For a .NET platform, .DBK files are generated by FTN95 and linked using DBK_LINK2 (for version 2 of the .NET Framework) or DBK_LINK4 (for version 4 of the .NET Framework) to produce a .NET assembly (a .EXE or .DLL file) or a .NET module (this is different from a Fortran module). The resulting assembly or module uses an intemediate language that is translated into machine instructions when it is run or installed. The software that does the translation is known as a JIT (Just In Time) compiler and is built into the .NET environment. Each individual .NET platform will have its own JIT compiler.
As of version 6.35 of FTN95, support for version 1.1 of the .NET Framework and DBK_LINK has been removed.
The .NET environment provides a much greater inter-operability between different computer languages and facilitates linking software to the web. It also allows software to be insulated from many of the vagaries of hardware because these matters can now be handled by the JIT compiler.
FTN95 can produce .NET code from existing Fortran programs. These must be either Standard conforming programs or programs that use only Silverfrost Fortran extensions (ClearWin+ programs must be rewritten for .NET). This means that, in many cases, all that you have to do is recompile your existing code in order to create a .NET application.
Targeting different versions of the .NET Framework
To target version 2.0 of the .NET Framework:
Use /CLR and CLR_VER 2 on the command line for FTN95 and use the linker DBK_LINK2. When using Visual Studio 2005 or 2008, version 2.0 of the .NET Framework is targeted by default.

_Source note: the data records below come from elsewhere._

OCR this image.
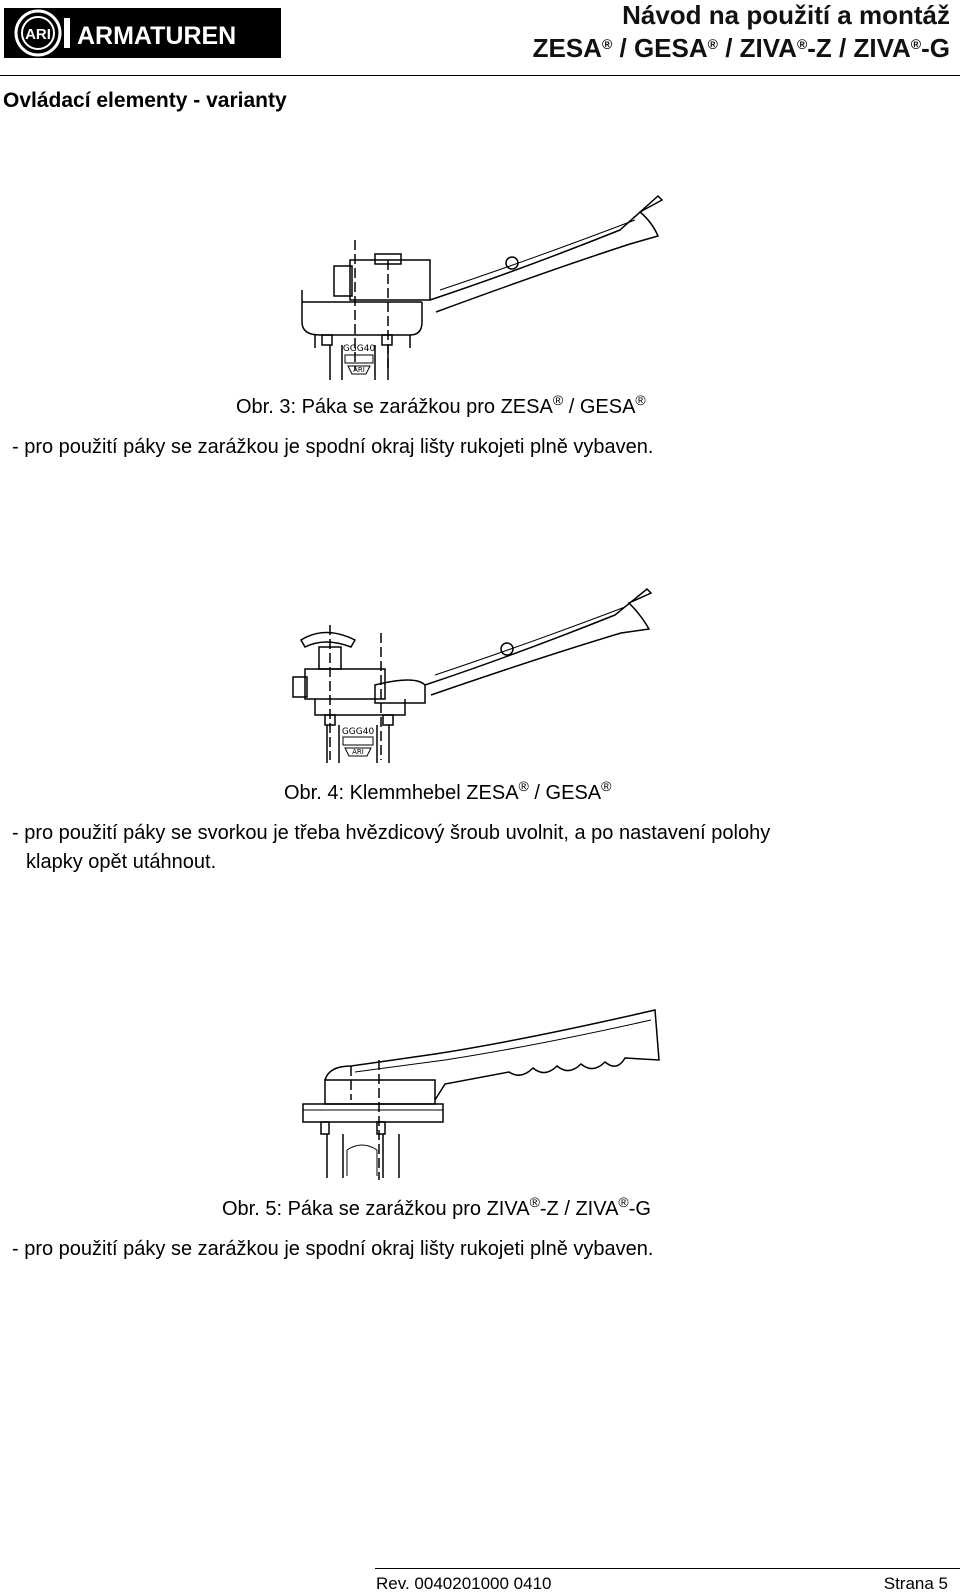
ARI ARMATUREN
Návod na použití a montáž
ZESA® / GESA® / ZIVA®-Z / ZIVA®-G
Ovládací elementy - varianty
GGG40
ARI
Obr. 3: Páka se zarážkou pro ZESA® / GESA®
- pro použití páky se zarážkou je spodní okraj lišty rukojeti plně vybaven.
GGG40
ARI
Obr. 4: Klemmhebel ZESA® / GESA®
- pro použití páky se svorkou je třeba hvězdicový šroub uvolnit, a po nastavení polohy
klapky opět utáhnout.
Obr. 5: Páka se zarážkou pro ZIVA®-Z / ZIVA®-G
- pro použití páky se zarážkou je spodní okraj lišty rukojeti plně vybaven.
Rev. 0040201000 0410	Strana 5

To target version 4.0 of the .NET Framework:
Use /CLR and CLR_VER 4 on the command line for FTN95 and use the linker DBK_LINK4. When using Visual Studio 2010, version 4.0 of the .NET Framework is targeted by default.
Previous users of FTN95 may need to make any changes to build scripts if version 1.1 of the .NET Framework was being targeted using DBK_LINK. Support for version 1.1 of the .NET Framework and DBK_LINK has been removed as version 6.35.